O senador alertou o ministro do STF sobre isso na época, mas se negou a repetir a história em um depoimento formal.

Do Val afirmou em seu depoimento que Bolsonaro permaneceu em silêncio durante toda a explanação da conspiração pelo então deputado federal Daniel "Surra de Gato Morto" Silveira, não demonstrando contrariedade ou negando o plano. Ou seja, pelo relato, Bolsonaro sabia exatamente o que havia sido proposto. O silêncio, mais do que prevaricação, demonstrava cumplicidade.

Depois de depor à PF, Marcos do Val mudou a versão, chegando a dizer que criou essas histórias para dificultar investigações de Moraes contra Bolsonaro.

Em 15 de junho, a Polícia Federal bateu à porta dos endereços e do gabinete de Marcos do Val para uma busca e apreensão.
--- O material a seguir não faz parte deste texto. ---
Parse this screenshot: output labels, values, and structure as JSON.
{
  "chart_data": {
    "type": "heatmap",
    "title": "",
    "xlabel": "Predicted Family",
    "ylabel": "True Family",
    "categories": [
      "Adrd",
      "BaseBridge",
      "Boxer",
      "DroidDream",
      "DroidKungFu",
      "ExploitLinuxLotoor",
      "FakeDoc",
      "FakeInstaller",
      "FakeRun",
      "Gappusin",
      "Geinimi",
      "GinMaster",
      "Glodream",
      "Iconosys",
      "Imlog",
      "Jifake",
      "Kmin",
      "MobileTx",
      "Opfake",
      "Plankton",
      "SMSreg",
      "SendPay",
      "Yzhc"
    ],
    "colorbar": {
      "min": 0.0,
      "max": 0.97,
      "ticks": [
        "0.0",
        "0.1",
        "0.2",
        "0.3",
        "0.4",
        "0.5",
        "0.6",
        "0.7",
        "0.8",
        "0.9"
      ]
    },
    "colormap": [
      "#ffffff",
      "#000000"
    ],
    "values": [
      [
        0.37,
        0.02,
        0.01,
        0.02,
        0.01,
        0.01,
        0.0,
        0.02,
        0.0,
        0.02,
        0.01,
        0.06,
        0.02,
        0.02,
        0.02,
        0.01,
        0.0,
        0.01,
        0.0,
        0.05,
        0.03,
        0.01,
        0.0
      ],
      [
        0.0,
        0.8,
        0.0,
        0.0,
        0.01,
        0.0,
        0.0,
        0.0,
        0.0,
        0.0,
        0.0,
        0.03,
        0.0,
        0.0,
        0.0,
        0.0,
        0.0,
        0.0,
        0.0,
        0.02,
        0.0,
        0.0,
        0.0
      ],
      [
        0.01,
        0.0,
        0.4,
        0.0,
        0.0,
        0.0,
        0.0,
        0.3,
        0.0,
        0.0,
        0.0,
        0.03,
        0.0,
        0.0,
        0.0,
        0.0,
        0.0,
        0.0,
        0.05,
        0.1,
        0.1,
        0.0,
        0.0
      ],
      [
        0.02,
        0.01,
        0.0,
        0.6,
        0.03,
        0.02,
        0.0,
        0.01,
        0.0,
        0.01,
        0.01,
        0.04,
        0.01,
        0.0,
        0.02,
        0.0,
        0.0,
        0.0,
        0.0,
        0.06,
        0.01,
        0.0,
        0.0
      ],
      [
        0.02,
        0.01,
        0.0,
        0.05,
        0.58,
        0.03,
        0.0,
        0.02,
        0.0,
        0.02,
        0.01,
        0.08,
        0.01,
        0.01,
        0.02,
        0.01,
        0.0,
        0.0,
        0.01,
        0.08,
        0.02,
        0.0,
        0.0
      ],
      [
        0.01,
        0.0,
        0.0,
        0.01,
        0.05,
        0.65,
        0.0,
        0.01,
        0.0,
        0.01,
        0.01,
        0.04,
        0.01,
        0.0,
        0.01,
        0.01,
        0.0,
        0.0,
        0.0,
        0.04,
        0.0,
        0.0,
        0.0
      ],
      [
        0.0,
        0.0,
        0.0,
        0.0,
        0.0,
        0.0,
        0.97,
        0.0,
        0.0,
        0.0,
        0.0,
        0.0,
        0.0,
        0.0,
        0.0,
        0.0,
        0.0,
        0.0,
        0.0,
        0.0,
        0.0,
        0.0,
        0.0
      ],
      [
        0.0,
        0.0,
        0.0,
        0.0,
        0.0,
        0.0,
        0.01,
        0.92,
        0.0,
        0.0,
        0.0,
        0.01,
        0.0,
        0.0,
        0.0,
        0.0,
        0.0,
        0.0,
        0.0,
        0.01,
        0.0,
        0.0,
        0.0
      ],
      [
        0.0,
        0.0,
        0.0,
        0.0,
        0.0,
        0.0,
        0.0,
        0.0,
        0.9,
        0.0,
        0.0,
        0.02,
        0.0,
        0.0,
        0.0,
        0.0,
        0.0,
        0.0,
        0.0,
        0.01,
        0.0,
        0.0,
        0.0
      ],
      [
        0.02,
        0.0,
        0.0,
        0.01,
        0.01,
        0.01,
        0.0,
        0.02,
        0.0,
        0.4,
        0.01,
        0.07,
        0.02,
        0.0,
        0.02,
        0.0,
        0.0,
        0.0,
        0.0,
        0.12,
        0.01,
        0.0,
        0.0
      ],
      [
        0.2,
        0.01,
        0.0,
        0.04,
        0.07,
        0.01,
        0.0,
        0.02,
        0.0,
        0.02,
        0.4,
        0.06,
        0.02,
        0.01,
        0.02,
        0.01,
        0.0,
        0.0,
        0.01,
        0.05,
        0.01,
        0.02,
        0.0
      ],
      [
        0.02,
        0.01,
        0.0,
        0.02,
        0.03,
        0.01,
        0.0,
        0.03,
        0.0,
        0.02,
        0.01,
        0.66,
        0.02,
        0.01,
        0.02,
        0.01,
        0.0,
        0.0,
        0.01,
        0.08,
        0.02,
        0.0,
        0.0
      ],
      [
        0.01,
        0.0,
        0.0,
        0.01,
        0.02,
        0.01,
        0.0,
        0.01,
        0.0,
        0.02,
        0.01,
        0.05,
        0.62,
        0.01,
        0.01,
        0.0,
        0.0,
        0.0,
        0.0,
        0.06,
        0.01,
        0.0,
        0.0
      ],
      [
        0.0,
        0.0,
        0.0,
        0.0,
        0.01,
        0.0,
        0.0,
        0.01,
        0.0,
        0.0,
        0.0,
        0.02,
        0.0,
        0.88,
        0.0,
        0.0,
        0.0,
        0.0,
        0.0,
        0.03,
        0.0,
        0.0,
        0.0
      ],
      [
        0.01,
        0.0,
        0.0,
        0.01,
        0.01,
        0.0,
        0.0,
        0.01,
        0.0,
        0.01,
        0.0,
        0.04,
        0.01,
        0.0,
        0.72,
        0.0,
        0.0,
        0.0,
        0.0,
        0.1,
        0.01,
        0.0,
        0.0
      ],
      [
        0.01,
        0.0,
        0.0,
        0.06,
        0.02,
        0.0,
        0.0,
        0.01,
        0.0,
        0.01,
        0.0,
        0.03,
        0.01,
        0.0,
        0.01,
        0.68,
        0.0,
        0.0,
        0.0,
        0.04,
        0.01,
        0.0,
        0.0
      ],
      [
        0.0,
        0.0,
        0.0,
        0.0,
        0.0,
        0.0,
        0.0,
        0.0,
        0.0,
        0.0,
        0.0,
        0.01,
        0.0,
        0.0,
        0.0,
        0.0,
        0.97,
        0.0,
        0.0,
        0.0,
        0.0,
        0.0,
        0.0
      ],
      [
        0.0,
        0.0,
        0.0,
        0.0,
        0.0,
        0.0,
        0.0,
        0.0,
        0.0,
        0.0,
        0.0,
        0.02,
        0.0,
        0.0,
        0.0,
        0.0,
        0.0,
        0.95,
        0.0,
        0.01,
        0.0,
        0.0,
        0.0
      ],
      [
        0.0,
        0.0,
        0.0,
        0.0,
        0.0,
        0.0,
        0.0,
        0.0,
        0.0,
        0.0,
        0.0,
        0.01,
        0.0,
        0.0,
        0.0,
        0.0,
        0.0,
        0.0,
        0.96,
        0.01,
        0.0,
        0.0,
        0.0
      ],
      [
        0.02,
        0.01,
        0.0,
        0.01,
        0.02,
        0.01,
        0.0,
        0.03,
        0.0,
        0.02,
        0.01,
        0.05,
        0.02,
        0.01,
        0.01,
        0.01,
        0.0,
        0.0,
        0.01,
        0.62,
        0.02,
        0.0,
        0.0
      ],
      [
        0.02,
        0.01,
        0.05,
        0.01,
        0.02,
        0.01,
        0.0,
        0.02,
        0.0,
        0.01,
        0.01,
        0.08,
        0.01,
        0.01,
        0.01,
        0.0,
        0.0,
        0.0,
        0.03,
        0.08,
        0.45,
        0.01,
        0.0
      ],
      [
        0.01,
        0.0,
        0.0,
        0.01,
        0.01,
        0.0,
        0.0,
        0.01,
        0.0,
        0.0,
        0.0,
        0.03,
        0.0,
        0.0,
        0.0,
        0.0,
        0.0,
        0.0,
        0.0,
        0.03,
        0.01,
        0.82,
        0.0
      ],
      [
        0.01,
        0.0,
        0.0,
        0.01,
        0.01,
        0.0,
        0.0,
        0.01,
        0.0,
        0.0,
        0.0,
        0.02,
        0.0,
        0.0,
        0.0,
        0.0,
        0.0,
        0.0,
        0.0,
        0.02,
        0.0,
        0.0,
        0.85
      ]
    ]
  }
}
Era necessário verificar qual das versões que o senador deu - para a imprensa, para suas redes sociais ou para a PF - era a verdadeira. Com isso, a CPMI dos Atos Golpistas ganhou mais um investigado entre os seus membros.

Ao final, ele deveria ser grato a Moraes. A PF queria prendê-lo, o ministro é quem disse não.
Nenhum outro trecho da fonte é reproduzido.